The Hawking-Penrose singularity theorem for $C^1$-Lorentzian metrics

TL;DR

This paper extends the Hawking-Penrose singularity theorem to Lorentzian metrics with only $C^1$ regularity, addressing challenges of distributional Ricci tensor and geodesic branching, and introduces new frameworks for low regularity causality and tensor analysis.

Contribution

It develops a theory of tensor distributions of finite order and introduces maximal causal non-branching as an alternative to geodesic incompleteness for $C^1$-metrics.

Findings

Extended Hawking-Penrose theorem to $C^1$-metrics

Developed a distributional tensor framework

Introduced maximal causal non-branching condition

Abstract

We extend both the Hawking-Penrose Theorem and its generalisation due to Galloway and Senovilla to Lorentzian metrics of regularity $C^1$. For metrics of such low regularity, two main obstacles have to be addressed. On the one hand, the Ricci tensor now is distributional, and on the other hand, unique solvability of the geodesic equation is lost. To deal with the first issue in a consistent way, we develop a theory of tensor distributions of finite order, which also provides a framework for the recent proofs of the theorems of Hawking and of Penrose for $C^1$-metrics [7]. For the second issue, we study geodesic branching and add a further alternative to causal geodesic incompleteness to the theorem, namely a condition of maximal causal non-branching.
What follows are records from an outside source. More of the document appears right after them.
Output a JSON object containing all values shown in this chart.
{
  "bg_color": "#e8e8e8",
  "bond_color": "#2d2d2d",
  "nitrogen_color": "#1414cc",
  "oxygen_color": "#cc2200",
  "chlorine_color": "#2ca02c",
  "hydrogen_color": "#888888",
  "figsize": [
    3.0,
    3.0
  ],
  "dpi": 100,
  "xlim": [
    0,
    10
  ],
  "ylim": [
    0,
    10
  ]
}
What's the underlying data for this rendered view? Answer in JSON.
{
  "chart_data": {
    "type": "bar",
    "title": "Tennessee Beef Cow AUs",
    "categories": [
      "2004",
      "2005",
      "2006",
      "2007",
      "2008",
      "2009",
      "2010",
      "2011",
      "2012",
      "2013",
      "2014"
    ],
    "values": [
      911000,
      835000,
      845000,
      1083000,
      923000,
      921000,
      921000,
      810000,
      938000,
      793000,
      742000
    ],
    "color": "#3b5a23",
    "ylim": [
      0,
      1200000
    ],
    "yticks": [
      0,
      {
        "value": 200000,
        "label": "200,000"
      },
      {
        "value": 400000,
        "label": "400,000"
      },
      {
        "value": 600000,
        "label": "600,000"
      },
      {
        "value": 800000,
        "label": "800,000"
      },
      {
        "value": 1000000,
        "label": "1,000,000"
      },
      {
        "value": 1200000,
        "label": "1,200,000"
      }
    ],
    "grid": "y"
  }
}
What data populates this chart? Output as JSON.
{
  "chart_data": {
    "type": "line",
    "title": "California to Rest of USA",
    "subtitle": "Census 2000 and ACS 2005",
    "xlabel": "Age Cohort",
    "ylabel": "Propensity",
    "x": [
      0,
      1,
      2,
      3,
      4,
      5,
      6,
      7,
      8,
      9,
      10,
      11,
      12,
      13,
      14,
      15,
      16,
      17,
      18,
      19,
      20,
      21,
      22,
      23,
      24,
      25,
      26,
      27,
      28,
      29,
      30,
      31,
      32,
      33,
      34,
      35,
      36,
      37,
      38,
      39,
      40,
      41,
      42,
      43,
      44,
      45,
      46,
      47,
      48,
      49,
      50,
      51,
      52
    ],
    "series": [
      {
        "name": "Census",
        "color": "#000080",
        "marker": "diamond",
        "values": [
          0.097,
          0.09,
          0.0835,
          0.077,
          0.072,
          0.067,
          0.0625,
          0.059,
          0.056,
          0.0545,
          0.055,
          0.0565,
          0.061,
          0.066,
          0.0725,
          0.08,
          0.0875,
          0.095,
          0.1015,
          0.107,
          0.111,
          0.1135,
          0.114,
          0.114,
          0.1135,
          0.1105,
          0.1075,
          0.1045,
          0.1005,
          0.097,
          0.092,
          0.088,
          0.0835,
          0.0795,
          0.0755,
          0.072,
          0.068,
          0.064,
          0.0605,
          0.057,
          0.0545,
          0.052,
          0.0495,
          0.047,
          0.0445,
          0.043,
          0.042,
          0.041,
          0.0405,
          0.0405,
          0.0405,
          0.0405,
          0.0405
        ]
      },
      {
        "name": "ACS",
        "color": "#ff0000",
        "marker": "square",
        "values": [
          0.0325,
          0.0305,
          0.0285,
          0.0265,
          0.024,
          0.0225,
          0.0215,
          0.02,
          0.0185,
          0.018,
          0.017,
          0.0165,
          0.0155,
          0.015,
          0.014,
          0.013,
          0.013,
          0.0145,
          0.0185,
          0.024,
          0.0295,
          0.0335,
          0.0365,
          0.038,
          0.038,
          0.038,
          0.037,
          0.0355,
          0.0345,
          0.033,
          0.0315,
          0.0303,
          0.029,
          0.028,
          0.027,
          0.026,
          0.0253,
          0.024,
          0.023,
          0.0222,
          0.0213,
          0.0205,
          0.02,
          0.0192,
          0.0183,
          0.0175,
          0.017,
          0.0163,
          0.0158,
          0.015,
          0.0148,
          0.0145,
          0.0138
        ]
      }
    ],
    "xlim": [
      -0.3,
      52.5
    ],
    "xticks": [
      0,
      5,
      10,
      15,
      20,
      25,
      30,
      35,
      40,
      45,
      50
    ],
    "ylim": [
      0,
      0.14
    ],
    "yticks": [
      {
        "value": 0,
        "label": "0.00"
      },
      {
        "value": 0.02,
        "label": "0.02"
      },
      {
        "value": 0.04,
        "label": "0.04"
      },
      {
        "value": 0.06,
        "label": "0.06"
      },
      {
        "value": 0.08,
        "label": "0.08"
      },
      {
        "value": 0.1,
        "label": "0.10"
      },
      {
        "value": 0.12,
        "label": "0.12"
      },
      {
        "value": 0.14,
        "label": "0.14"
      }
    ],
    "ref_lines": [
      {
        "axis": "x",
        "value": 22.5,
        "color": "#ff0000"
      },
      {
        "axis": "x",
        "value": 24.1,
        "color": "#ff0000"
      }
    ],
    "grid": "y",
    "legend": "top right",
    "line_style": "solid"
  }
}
The genericity condition is re-cast in a distributional form that applies to the current reduced regularity while still being fully compatible with the smooth and $C^{1,1}$-settings. In addition, we develop refinements of the comparison techniques used in the proof of the $C^{1,1}$-version of the theorem [8]. The necessary results from low regularity causality theory are collected in an appendix.